Grainger gets 95 percent of its U.S. sales (GWW:US) from medium and large businesses, which rely on Grainger’s salespeople and branch stores to complement their online purchases, Ryan said. Businesses depend on Grainger’s “multichannel” service to help manage their supplies and reduce inventory, which is factored into the final cost of products, Ryan said.
“There are a number of large companies in this industry that have a catalog shipped directly to customers out of regional distribution centers -- with no sales force, no branches. That’s very similar to Amazon and the many other Internet-based business models,” he said. “We’ve been competing with that model for years.”
Grainger shares (GWW:US) have risen 34 percent this year, outpacing a 24 percent gain for the Standard & Poor’s 500 Index. The stock climbed 0.7 percent to $271.88 at the close in New York.
Sales through the Internet are now a third of Grainger’s total (GWW:US), up from 25 percent in 2010, said Ryan, whose company has been selling over the Web since 1996. The operating margins on those sales are as much 400 basis points higher than non-Internet sales.
Larger companies shopping for supplies or spare parts are more concerned with availability of products and technical assistance than price, said John Baliotti, an analyst with Janney Montgomery Scott LLC in New York, who has a buy rating on the stock. Grainger’s spending to build distribution centers, add salespeople and improve its Internet system is helping the company take market share, he said.
$118 Billion Market
“Grainger is so far ahead of the competition and they just keep accelerating,” Baliotti said in an interview. “They’re not looking back and waiting for the competitors to catch up.”
In one example, the company introduced an Internet service in October that lets customers send a photograph of a part they need through a live chat to a sales representative, who can look up the item, Baliotti said.
There’s room for competitors, Ryan said. The $118 billion market for supplies for U.S. businesses is one of the few industries in the nation left that’s still divided among hundreds of small distributors, providing opportunities for larger ones to grow faster, Ryan said. Grainger, the biggest, has only 6 percent of the market, up from 4.6 percent in 2008.
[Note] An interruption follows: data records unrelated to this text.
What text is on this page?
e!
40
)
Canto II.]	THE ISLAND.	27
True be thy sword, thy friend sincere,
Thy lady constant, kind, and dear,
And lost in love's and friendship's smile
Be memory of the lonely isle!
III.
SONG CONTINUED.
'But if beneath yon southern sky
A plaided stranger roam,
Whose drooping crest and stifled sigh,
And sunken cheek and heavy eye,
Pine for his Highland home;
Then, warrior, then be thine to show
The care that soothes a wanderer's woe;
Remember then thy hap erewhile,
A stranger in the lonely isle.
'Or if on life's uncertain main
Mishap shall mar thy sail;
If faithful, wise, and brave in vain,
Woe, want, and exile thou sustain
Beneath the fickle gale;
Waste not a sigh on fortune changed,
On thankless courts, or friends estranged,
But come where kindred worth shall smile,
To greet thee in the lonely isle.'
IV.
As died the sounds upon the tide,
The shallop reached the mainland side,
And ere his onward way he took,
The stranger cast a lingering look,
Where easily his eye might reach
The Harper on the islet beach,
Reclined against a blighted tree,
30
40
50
“It’s highly fragmented and possible to grow for many years as the industry consolidates,” he said. “We’re still very much on the front end of the consolidation.”
Grainger’s shares are commanding a premium from investors because sales are growing faster than the market, said Brandon Geisler, a fund manager with Marsico Capital Management LLC in Denver, who owns the stock. The company has proved it can retain larger customers with services and compete for smaller ones on price with private-label goods, said Geisler, whose firm manages about $17 billion.
Grainger trades at a price-to-earnings ratio of 24 times compared with 17 for S&P 500 Index companies.
“We’re in a low-growth environment, so people are paying up for franchises where there’s relatively consistent growth,” Geisler said in a telephone interview. “Grainger is viewed as one of the better growth franchises.”
The company has opportunity to grow overseas, where markets for industry supplies are even more fragmented than the U.S., Ryan said.
Grainger gets about 25 percent of its sales outside of the U.S., with most of that in Canada. The company lowered the top end of its annual earnings per share forecast in October to $11.65 from $12 after third-quarter sales shrank in Canada and the stronger yen cut into its Japanese profits, Ryan said. The company also has operations in Europe and Latin America.
Grainger eventually aims to expand in China and India, where the $94 billion industrial supplies market is the second-largest behind the U.S. The company has had small operations in China since 2006 and in India for two years to study the market, he said.
“Once we figure out how to grow in China, we’ll get much more aggressive about investing,” Ryan said. “It won’t take us another five years. We’ll figure it out before then.”